First, we define the MNIST dataset. Note that pixel values are between 0 and 1. We turn those values into probabilities of spiking.

[1]:
from torchvision import datasets
import torch

torch.manual_seed(0)

class MNIST_Dataset(datasets.MNIST):
    def __init__(self, root, train=True, single_channel=False):
        datasets.MNIST.__init__(self, root, train=train, download=True)
        self.single_channel = single_channel

    def __getitem__(self, index):
        img, target = self.data[index], self.targets[index]
        img = img.float() / 255.

        # default is  by row, output is [time, channels] = [28, 28]
        # OR if we want by single item, output is [784, 1]
        if self.single_channel:
            img = img.reshape(-1).unsqueeze(1)

        spikes = torch.rand(size=img.shape) < img
        spikes = spikes.float()

        return spikes, target
[2]:
device = torch.device('cuda' if torch.cuda.is_available() else 'cpu')

BATCH_SIZE = 64

dataset_test = MNIST_Dataset(root="./data/", train=False)
dataloader_test = torch.utils.data.DataLoader(
    dataset_test, batch_size=BATCH_SIZE, drop_last=True)

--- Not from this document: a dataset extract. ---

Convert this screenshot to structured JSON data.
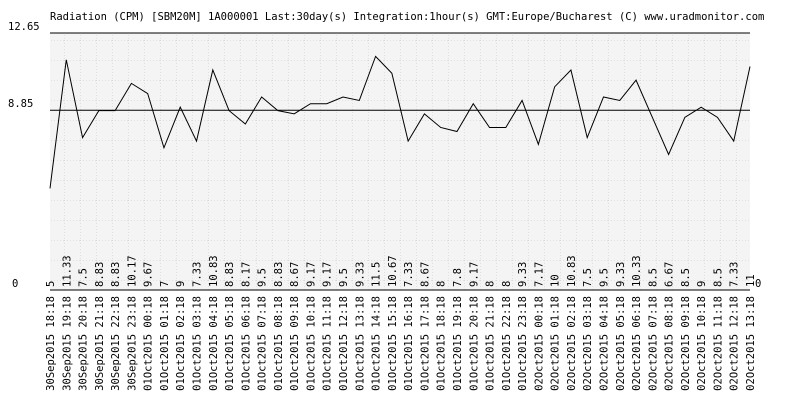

dataset = MNIST_Dataset(root="./data/", train=True)
dataloader = torch.utils.data.DataLoader(
    dataset, batch_size=BATCH_SIZE, drop_last=True)

Training a baseline

We must demonstrate that this task is not solvable with similar accuracy by a memory-less analog network, despite being sequential. Let us then try to train such a baseline.

[3]:
from torch import nn

ann = nn.Sequential(
    nn.Linear(28, 128),
    nn.ReLU(),
    nn.Linear(128, 128),
    nn.ReLU(),
    nn.Linear(128, 256),
    nn.ReLU(),
    nn.Linear(256, 256),
    nn.ReLU(),
    nn.Linear(256, 10),
    nn.ReLU()
)

Training

[4]:
from tqdm.notebook import tqdm

criterion = nn.CrossEntropyLoss()
optimizer = torch.optim.Adam(ann.parameters())

for epoch in range(5):
    pbar = tqdm(dataloader)
    for img, target in pbar:
        optimizer.zero_grad()

        target = target.unsqueeze(1).repeat([1, 28])
        img = img.reshape([-1, 28])
        target = target.reshape([-1])

        out = ann(img)
#         out = out.sum(1)
        loss = criterion(out, target)
        loss.backward()
        optimizer.step()

        pbar.set_postfix(loss=loss.item())





Testing

[5]:
accs = []

pbar = tqdm(dataloader_test)
for img, target in pbar:

    img = img.reshape([-1, 28])
    out = ann(img)
    out = out.reshape([64, 28, 10])
    out = out.sum(1)

    predicted = torch.max(out, axis=1)[1]
    acc = (predicted == target).sum().numpy() / BATCH_SIZE
    accs.append(acc)

print(sum(accs)/len(accs))

0.4740584935897436

Defining a spiking network

We then define a 4-layer fully connected spiking neural network.

[6]:
from sinabs.from_torch import from_model

model = from_model(ann, batch_size=BATCH_SIZE).to(device)
model = model.train()

Training

Here, we begin training. Note that the state of the network must be reset at every iteration.

[7]:
from tqdm.notebook import tqdm

criterion = nn.CrossEntropyLoss()
optimizer = torch.optim.Adam(model.parameters())

for epoch in range(10):
    pbar = tqdm(dataloader)
    for img, target in pbar:
        optimizer.zero_grad()
        model.reset_states()

        out = model.spiking_model(img.to(device))
        # the output of the network is summed over the 28 time steps (rows)
        out = out.sum(1)
        loss = criterion(out, target.to(device))
        loss.backward()
        optimizer.step()

        pbar.set_postfix(loss=loss.item())










Testing

[8]:
accs = []

pbar = tqdm(dataloader_test)
for img, target in pbar:
    model.reset_states()

    out = model(img.to(device))
    out = out.sum(1)

    predicted = torch.max(out, axis=1)[1]
    acc = (predicted == target.to(device)).sum().cpu().numpy() / BATCH_SIZE
    accs.append(acc)

print(sum(accs)/len(accs))

0.6699719551282052

This value, although not very high, shows as a proof of concept that the persistent state of the spiking network (the membrane potentials) can be exploited as a short-term memory for solving sequential tasks, provided the training procedure takes it into account.